Nettles are, by far, my favorite plant (and I love all the plants!). It is one herb I would add to every herbal healing blend for its nutritive properties. Nettles nourishes each and every body cell, helps to build strong bones, nourishes the glandular system, aid the reproductive tract (pms, migraines, prostate, libido builder), great for allergies and asthma, and just about any and every ailment I can think of. This is because of nettles high nutritional value; when the body is nourished the body heals!
Um, Um Yum... dandelion greens and think liver. Dandelion is a bitter tonic for the liver helping with digestion and helping with the spring cleanse out of winter heaviness in our cells and life force energy. Dandelion is very high in nutrients (again, good for cellular health and build bones), is a mild laxative, and is good for skin conditions to name but a few of dandelion's virtues. Spring brings us this flower and the leaves to eat at just the time our body needs it. Nature is so wise!

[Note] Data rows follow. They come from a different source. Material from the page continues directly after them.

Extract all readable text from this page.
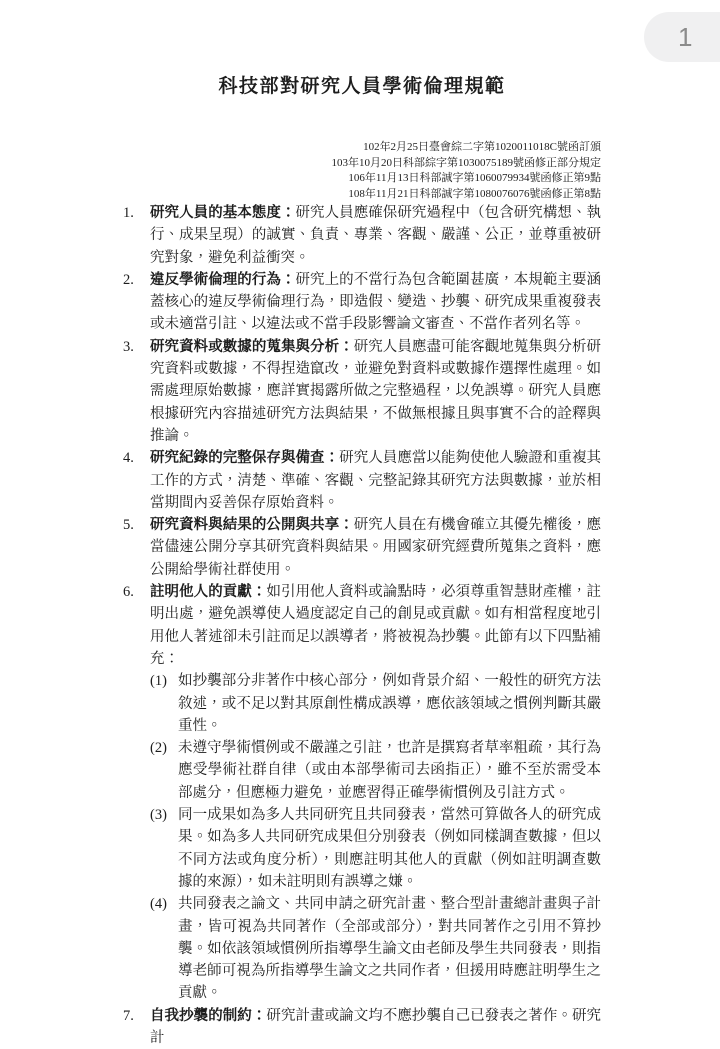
1
科技部對研究人員學術倫理規範
102年2月25日臺會綜二字第1020011018C號函訂頒
103年10月20日科部綜字第1030075189號函修正部分規定
106年11月13日科部誠字第1060079934號函修正第9點
108年11月21日科部誠字第1080076076號函修正第8點
1.	研究人員的基本態度：研究人員應確保研究過程中（包含研究構想、執行、成果呈現）的誠實、負責、專業、客觀、嚴謹、公正，並尊重被研究對象，避免利益衝突。

2.	違反學術倫理的行為：研究上的不當行為包含範圍甚廣，本規範主要涵蓋核心的違反學術倫理行為，即造假、變造、抄襲、研究成果重複發表或未適當引註、以違法或不當手段影響論文審查、不當作者列名等。

3.	研究資料或數據的蒐集與分析：研究人員應盡可能客觀地蒐集與分析研究資料或數據，不得捏造竄改，並避免對資料或數據作選擇性處理。如需處理原始數據，應詳實揭露所做之完整過程，以免誤導。研究人員應根據研究內容描述研究方法與結果，不做無根據且與事實不合的詮釋與推論。

4.	研究紀錄的完整保存與備查：研究人員應當以能夠使他人驗證和重複其工作的方式，清楚、準確、客觀、完整記錄其研究方法與數據，並於相當期間內妥善保存原始資料。

5.	研究資料與結果的公開與共享：研究人員在有機會確立其優先權後，應當儘速公開分享其研究資料與結果。用國家研究經費所蒐集之資料，應公開給學術社群使用。

6.	註明他人的貢獻：如引用他人資料或論點時，必須尊重智慧財產權，註明出處，避免誤導使人過度認定自己的創見或貢獻。如有相當程度地引用他人著述卻未引註而足以誤導者，將被視為抄襲。此節有以下四點補充：

(1) 如抄襲部分非著作中核心部分，例如背景介紹、一般性的研究方法敘述，或不足以對其原創性構成誤導，應依該領域之慣例判斷其嚴重性。

(2) 未遵守學術慣例或不嚴謹之引註，也許是撰寫者草率粗疏，其行為應受學術社群自律（或由本部學術司去函指正），雖不至於需受本部處分，但應極力避免，並應習得正確學術慣例及引註方式。

(3) 同一成果如為多人共同研究且共同發表，當然可算做各人的研究成果。如為多人共同研究成果但分別發表（例如同樣調查數據，但以不同方法或角度分析），則應註明其他人的貢獻（例如註明調查數據的來源），如未註明則有誤導之嫌。

(4) 共同發表之論文、共同申請之研究計畫、整合型計畫總計畫與子計畫，皆可視為共同著作（全部或部分），對共同著作之引用不算抄襲。如依該領域慣例所指導學生論文由老師及學生共同發表，則指導老師可視為所指導學生論文之共同作者，但援用時應註明學生之貢獻。

7.	自我抄襲的制約：研究計畫或論文均不應抄襲自己已發表之著作。研究計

Sorrels are from the genus Oxalis. Oxalis means "sour" and is named due to its high oxalic acid content. Oxalic acid is considered "toxic" when consumed in large quantities because oxalic inhibits the absorption of calcium. Oxalic acid is not considered a problem when consumed moderately and with a varied diet. Many domesticated vegetables, including spinach and broccoli, also contain oxalic. People who are challenged by gout, rheumatism, and gallbladder and kidney stones should avoid it.
Sorrel is rich in vitamin C (the sour and vitamin C again contributes to the spring cleanse of winter's stagnation in the body). Traditionally it has been used to treat scurvy, fevers, urinary infections, mouth sores, nausea, and sore throats.
If you have never been one to grass your front lawn or the fields and woods near your home... I encourage you to find a good guide book with pictures, descriptions, and healing information and get foraging.
Remember the forager's ethical principle: take only what you need and make certain to leave plenty of plants so they can reproduce and repopulate the area you are wild harvesting from. If you take all the plants you are creating a micro-extinction in that area.